За столом сидит писаришка и пишет, скрипя пером. Перо поминутно просится в чернильницу – губы смочить, после того как его стошнит на бумаге. Писарю немало хлопот с этим пером: макая его, он каждый раз морщится и ругается. Видно, что оба, бедняги, мучаются, оба недовольны: перо – неуклюжей рукой и безобразными ошибками писаря, а писарь – омерзительными кляксами. Он нажимает – оно пачкает… Посреди комнаты стоит «красный воротник» с медными пуговицами, некое подобие человека с животом и одутловатой физиономией. Маленькие глазки его мечут молнии, а когда зрачки закатываются, видны налитые кровью белки. Он покручивает длинные усы и говорит басом, распекая двух субъектов, стоящих понурив головы близ дверей. Один из них высокий, с здоровенным бритым затылком и серебряной серьгой в левом ухе, второй – тощий, с острой бородкой, с бляхой на груди. Держа обеими руками длинную палку, он мигает глазками и ежеминутно кланяется. «Красный воротник» злится на первого, кричит: «В кандалы! В Сибирь такого старосту!..» – и второму: «Исполосую, сотский, такой-разэтакий, так-перетак!»
Стою ни жив ни мертв. Трясет меня как в лихорадке. В голове гудит, звенит в ушах. Не слышу и не вижу, что кругом творится. Я даже толком не слыхал претензий мужика, когда тот на меня жаловался. Но когда «красный воротник» обрушился на меня с грубой бранью, я сразу же пришел в себя. Перед моими глазами мелькал кулак, доносились страшные слова: вор, контрабандист, мошенник, кандалы, тюрьма, кнуты, Сибирь!.. И вдруг он добирается к моим пейсам, хватает в сердцах со стола ножницы и начисто срезает мне один пейс! Я обливаюсь слезами, глядя на валяющийся на полу клок волос, седой стариковский пейс, росший вместе со мной с самого раннего детства, видавший вместе со мной на своем веку и радость и горе. В молодости моей мать ласкала, холила этот черный, красивый, вьющийся локон, наглядеться на него не могла. Он был украшением моего лица в лучшие годы, когда я был свеж и крепок здоровьем. Он преждевременно поседел, бедняга, от горя, но седина его не была для меня зазорной. Оба мы состарились от перенесенных мытарств, нужды, нищеты и бедствий, незаслуженной ненависти и гонений. Кому он, бедный, мешал? Кому причинили зло мои седые волосы?

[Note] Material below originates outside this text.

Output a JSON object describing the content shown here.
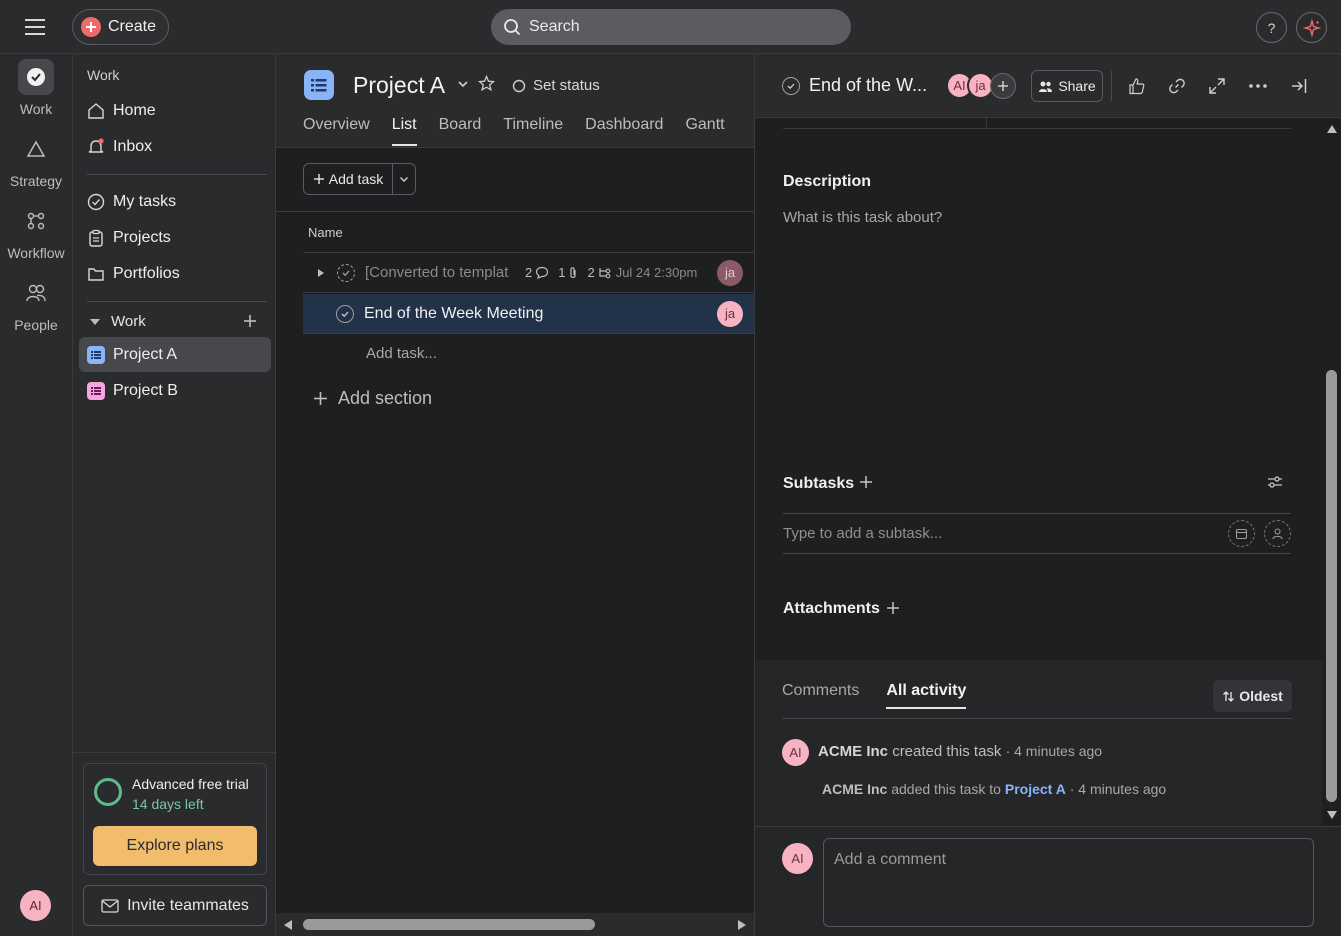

Сердце мое кровью обливается, безмолвно протестует, но я молчу, не произношу ни слова. Гляжу молча, как овечка, которую стригут, а из глаз невольно текут слезы. Моя оголенная щека пылает, лицо, надо полагать, страшно изменилось. На меня, должно быть, жалко смотреть: у «красного воротника» сразу будто язык отняло, он заговорил со мной ласково, положив обе руки ко мне ка плечи. Под медной пуговицей, видать, забилось человеческое сердце. Моя седина и весь мой вид свидетельствовали о моей честности, и, словно извиняясь передо мной, он набросился на приведшего меня мужика, который из-за какого-то завалящего огурца таскает старого человека, он цыкнул на него и выгнал вон. Сам он взял свою фуражку, походил по комнате, отдавая распоряжения, затем вышел на улицу. Вскоре донесся стук отъезжавшей брички.

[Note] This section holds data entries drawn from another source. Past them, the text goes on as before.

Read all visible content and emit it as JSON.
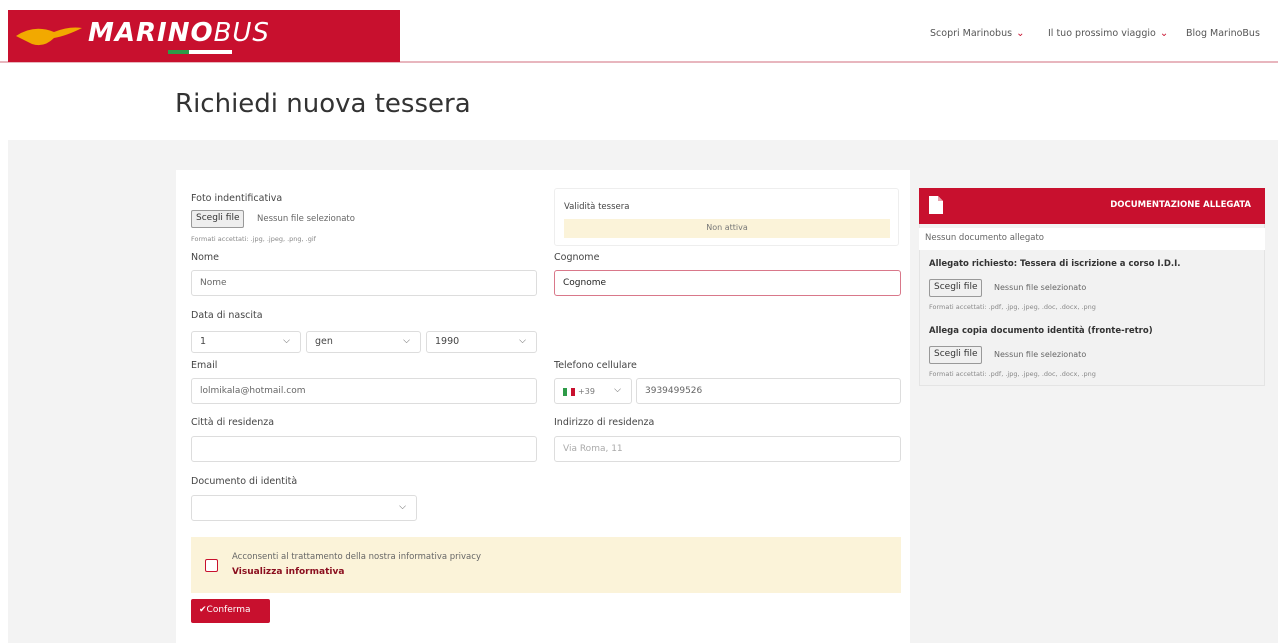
{
  "header": {
    "logo_main": "MARINO",
    "logo_sub": "BUS",
    "nav": [
      {
        "label": "Scopri Marinobus"
      },
      {
        "label": "Il tuo prossimo viaggio"
      },
      {
        "label": "Blog MarinoBus"
      }
    ]
  },
  "page_title": "Richiedi nuova tessera",
  "form": {
    "photo": {
      "label": "Foto indentificativa",
      "button": "Scegli file",
      "status": "Nessun file selezionato",
      "hint": "Formati accettati: .jpg, .jpeg, .png, .gif"
    },
    "validity": {
      "label": "Validità tessera",
      "status": "Non attiva"
    },
    "first_name": {
      "label": "Nome",
      "placeholder": "Nome"
    },
    "last_name": {
      "label": "Cognome",
      "value": "Cognome"
    },
    "birth_date": {
      "label": "Data di nascita",
      "day": "1",
      "month": "gen",
      "year": "1990"
    },
    "email": {
      "label": "Email",
      "value": "lolmikala@hotmail.com"
    },
    "phone": {
      "label": "Telefono cellulare",
      "prefix": "+39",
      "value": "3939499526"
    },
    "city": {
      "label": "Città di residenza",
      "value": ""
    },
    "address": {
      "label": "Indirizzo di residenza",
      "placeholder": "Via Roma, 11"
    },
    "id_document": {
      "label": "Documento di identità",
      "value": ""
    },
    "privacy": {
      "text": "Acconsenti al trattamento della nostra informativa privacy",
      "link": "Visualizza informativa"
    },
    "confirm_label": "✔Conferma"
  },
  "documents": {
    "title": "DOCUMENTAZIONE ALLEGATA",
    "empty": "Nessun documento allegato",
    "required_title": "Allegato richiesto: Tessera di iscrizione a corso I.D.I.",
    "identity_title": "Allega copia documento identità (fronte-retro)",
    "button": "Scegli file",
    "status": "Nessun file selezionato",
    "hint": "Formati accettati: .pdf, .jpg, .jpeg, .doc, .docx, .png"
  },
  "colors": {
    "brand": "#c8102e",
    "notice": "#fbf3d9"
  }
}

Люди в доме сразу ожили. Писарь отшвырнул перо, посылая его ко всем чертям. Староста и сотский выпрямились, подняли головы и, махнув рукой в сторону улицы, переглянулись, будто говоря: «С богом! Скатертью дорога, только бы тебя больше не видеть!..» Затем староста перевел дыхание, залез всей пятерней к себе в волосы и, тряхнув головой, проговорил: «Ну и становой!..»
Когда я рассказал им о своей беде, крестьяне посоветовали мне отправиться в корчму, что неподалеку от деревни. Там сейчас должно быть много народу, едущего с базара. Авось у них я что-нибудь узнаю. Я поднял свой пейс, спрятал его в карман, подвязал платком щеку и, пожелав спокойной ночи, ушел.